Adding about a third of a cup of fruit or vegetables to your daily diet could cut your risk of developing type 2 diabetes by 25%, while higher consumptions of whole grains such as brown bread and oatmeal could cut the risk by 29%, according to two new studies published Wednesday in the journal BMJ.
The studies add to the growing database of literature that shows a healthier diet of whole grains, fruits and veggies — along with regular physical activity, no smoking and maintaining a healthy weight — can significantly impact your risk of developing the deadly disease.
Diabetes was the seventh leading cause of death in 2016, according to the World Health Organization, and is a “major cause of blindness, kidney failure, heart attacks, stroke and lower limb amputation.”
Some 463 million adults between the ages of 20 and 79 years were living with diabetes in 2019, according to the International Diabetes Federation. That number is expected to rise to 700 million by 2045.
Most studies use questionnaires to quiz study participants about what they ate and when, which leaves most nutritional studies subject to the vagaries of human recall.
But a group of European researchers used an objective measurement — a composite score of blood biomarkers of vitamin C and carotenoids (the richly colored pigments of yellow, red and green on fruits and vegetables) — to measure the amount of fruits and veggies eaten.
The study compared nearly 10,000 adults with new-onset type 2 diabetes to a group of nearly 14,000 adults who remained free of diabetes.

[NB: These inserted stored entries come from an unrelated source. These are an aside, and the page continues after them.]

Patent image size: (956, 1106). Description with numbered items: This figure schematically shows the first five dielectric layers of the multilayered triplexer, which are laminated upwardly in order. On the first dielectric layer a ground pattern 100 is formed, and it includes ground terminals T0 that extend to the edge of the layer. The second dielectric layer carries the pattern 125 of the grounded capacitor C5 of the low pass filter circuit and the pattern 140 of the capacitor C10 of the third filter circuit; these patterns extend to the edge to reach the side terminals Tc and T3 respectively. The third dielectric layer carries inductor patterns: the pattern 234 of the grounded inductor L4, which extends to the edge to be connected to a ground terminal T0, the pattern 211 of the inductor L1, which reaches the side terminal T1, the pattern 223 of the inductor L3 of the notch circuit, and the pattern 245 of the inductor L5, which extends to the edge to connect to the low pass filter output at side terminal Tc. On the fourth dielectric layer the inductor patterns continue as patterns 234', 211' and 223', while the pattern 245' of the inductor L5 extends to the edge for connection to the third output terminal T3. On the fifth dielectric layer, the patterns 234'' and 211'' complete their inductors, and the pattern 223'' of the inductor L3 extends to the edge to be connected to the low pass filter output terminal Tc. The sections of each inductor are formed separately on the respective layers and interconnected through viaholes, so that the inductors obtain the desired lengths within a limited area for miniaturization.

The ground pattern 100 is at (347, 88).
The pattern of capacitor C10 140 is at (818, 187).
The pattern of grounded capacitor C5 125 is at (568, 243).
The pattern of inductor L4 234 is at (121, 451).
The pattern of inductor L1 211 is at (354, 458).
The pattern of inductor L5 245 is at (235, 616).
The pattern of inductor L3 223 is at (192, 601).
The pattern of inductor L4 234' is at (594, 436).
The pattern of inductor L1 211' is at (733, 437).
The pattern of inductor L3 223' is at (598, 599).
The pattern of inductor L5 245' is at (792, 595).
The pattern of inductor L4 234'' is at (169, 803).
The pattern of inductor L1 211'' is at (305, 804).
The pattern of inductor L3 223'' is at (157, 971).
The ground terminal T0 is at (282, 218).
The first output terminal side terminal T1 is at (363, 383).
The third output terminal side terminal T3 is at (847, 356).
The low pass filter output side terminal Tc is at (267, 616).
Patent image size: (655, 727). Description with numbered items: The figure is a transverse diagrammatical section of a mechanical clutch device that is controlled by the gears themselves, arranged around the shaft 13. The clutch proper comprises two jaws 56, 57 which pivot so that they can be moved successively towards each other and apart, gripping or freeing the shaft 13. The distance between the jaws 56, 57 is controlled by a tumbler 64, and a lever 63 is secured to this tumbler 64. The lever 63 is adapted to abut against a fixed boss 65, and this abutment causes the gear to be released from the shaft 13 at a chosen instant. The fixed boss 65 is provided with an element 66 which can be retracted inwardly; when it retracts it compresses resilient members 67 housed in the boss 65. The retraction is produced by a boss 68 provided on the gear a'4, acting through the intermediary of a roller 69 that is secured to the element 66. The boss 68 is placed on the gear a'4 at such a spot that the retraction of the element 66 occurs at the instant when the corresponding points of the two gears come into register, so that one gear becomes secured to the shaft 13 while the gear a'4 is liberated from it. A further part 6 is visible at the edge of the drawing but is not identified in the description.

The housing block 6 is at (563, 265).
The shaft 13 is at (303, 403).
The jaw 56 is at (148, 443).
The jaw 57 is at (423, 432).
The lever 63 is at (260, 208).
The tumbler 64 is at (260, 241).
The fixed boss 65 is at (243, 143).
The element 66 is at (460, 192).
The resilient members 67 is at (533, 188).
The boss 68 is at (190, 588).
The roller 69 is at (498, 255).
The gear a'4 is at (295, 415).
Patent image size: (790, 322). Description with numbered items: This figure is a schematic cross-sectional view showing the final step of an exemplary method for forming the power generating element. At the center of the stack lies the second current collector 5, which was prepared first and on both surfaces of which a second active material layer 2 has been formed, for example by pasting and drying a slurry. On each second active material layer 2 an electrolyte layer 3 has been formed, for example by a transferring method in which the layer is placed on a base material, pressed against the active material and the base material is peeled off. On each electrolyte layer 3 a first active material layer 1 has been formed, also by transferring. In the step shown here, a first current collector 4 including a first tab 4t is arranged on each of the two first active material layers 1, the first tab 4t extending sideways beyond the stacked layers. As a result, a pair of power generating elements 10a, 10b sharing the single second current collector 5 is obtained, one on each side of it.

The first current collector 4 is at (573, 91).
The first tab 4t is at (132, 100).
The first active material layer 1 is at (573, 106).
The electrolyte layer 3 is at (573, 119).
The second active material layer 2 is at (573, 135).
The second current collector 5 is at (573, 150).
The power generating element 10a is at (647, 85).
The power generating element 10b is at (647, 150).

All were participating in the European Prospective Investigation into Cancer and Nutrition (EPIC)-InterAct study that took place in eight European countries.
There was a 25% lower risk of developing type 2 diabetes for every 66 extra grams of fruit and vegetables eaten each day, the study found.
That’s not much — just over 1/3 cup of either fruits or veggies.
“The public health implication of this observation is that the consumption of even a moderately increased amount of fruit and vegetables among populations who typically consume low levels could help to prevent type 2 diabetes,” the study said.
“It should be noted that these findings and other available evidence suggest that fruit and vegetable intake, rather than vitamin supplements, is potentially beneficial for the prevention of type 2 diabetes.”